Ces missions entrent dans le cadre du projet d’inscription des Marquises au patrimoine mondial de l’humanité mais présentent-elles d’autres intérêts (pour l’histoire, la population, la recherche…) ?
Oui, tout à fait ! Outre le projet d’inscription, les résultats de cette campagne archéologique offriront un moyen pour les habitants de cette vallée de mieux s’approprier leur patrimoine. Dans une perspective plus large, cette opération permettra d’amender de façon significative la carte archéologique du Pays. Cette dernière recense l’ensemble des sites à la fois archéologiques, historiques mais également légendaires du Pays. C’est un outil important pour la connaissance et la gestion du patrimoine archéologique du Pays.
Neuf sites ont été retenus pour le dossier d’inscription des Marquises au patrimoine mondial de l’humanité, vont-ils tous être l’objet de campagnes de prospections archéologiques ?
Non, car certains d’entre eux ont d’ores et déjà fait l’objet de nombreuses opérations archéologiques ; je pense notamment à la vallée de Hatiheu ou encore celle de Taaoa à Hiva Oa. En revanche, d’autres devront effectivement faire l’objet de prospections à venir.
Combien de sites ont été répertoriés aujourd’hui ?
À ce jour, ce sont plus d’une centaine de structures qui ont été mises au jour en l’espace de deux semaines.

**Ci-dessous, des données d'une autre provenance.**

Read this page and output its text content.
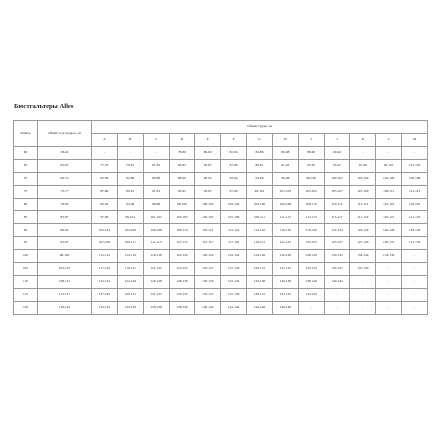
Бюстгальтеры Alles
Размер	Обхват под грудью, см	Обхват груди, см												
		A	B	C	D	E	F	G	H	I	J	K	L	M
60	58-62	-	-	-	78-80	80-82	82-84	84-86	86-88	88-90	90-92	-	-	-
65	63-67	77-79	79-81	81-83	83-85	85-87	87-89	89-91	91-93	93-95	95-97	97-99	99-101	101-103
70	68-72	82-84	84-86	86-88	88-90	90-92	92-94	94-96	96-98	98-100	100-102	102-104	104-106	106-108
75	73-77	87-89	89-91	91-93	93-95	95-97	97-99	99-101	101-103	103-105	105-107	107-109	109-111	111-113
80	78-82	92-94	94-96	96-98	98-100	100-102	102-104	104-106	106-108	108-110	110-112	112-114	114-116	116-118
85	83-87	97-99	99-101	101-103	103-105	105-107	107-109	109-111	111-113	113-115	115-117	117-119	119-121	121-123
90	88-92	102-104	104-106	106-108	108-110	110-112	112-114	114-116	116-118	118-120	122-124	124-126	126-128	128-130
95	93-97	107-109	109-111	111-113	113-115	115-117	117-119	119-121	121-123	123-125	125-127	127-129	129-131	131-133
100	98-102	112-114	114-116	116-118	118-120	120-122	122-124	124-126	126-128	128-130	130-132	132-134	134-136	-
105	103-107	117-119	119-121	121-123	123-125	125-127	127-129	129-131	131-133	133-135	135-137	137-139	-	-
110	108-112	122-124	124-126	126-128	128-130	130-132	132-134	134-136	136-138	138-140	140-142	-	-	-
115	113-117	127-129	129-131	131-133	133-135	135-137	137-139	139-141	141-143	143-145	-	-	-	-
120	118-122	132-134	134-136	136-138	138-140	140-142	142-144	144-146	146-148	-	-	-	-	-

Parmi elles, figurent des grands complexes communautaires (tohua), des espaces religieux (me’ae), des zones de plantation (terrasses horticoles) et, bien entendu, un nombre important de structures d’habitat (paepae).
Quelles sont les prochaines étapes pour le dossier d’inscription des îles Marquises au patrimoine mondial de l’humanité ?
Concrètement, la prochaine étape du dossier est fixée au 15 septembre 2020. Cette date correspond à la soutenance de l’étape 2 (le dossier de proposition d’inscription) auprès du Comité des biens français du patrimoine mondial.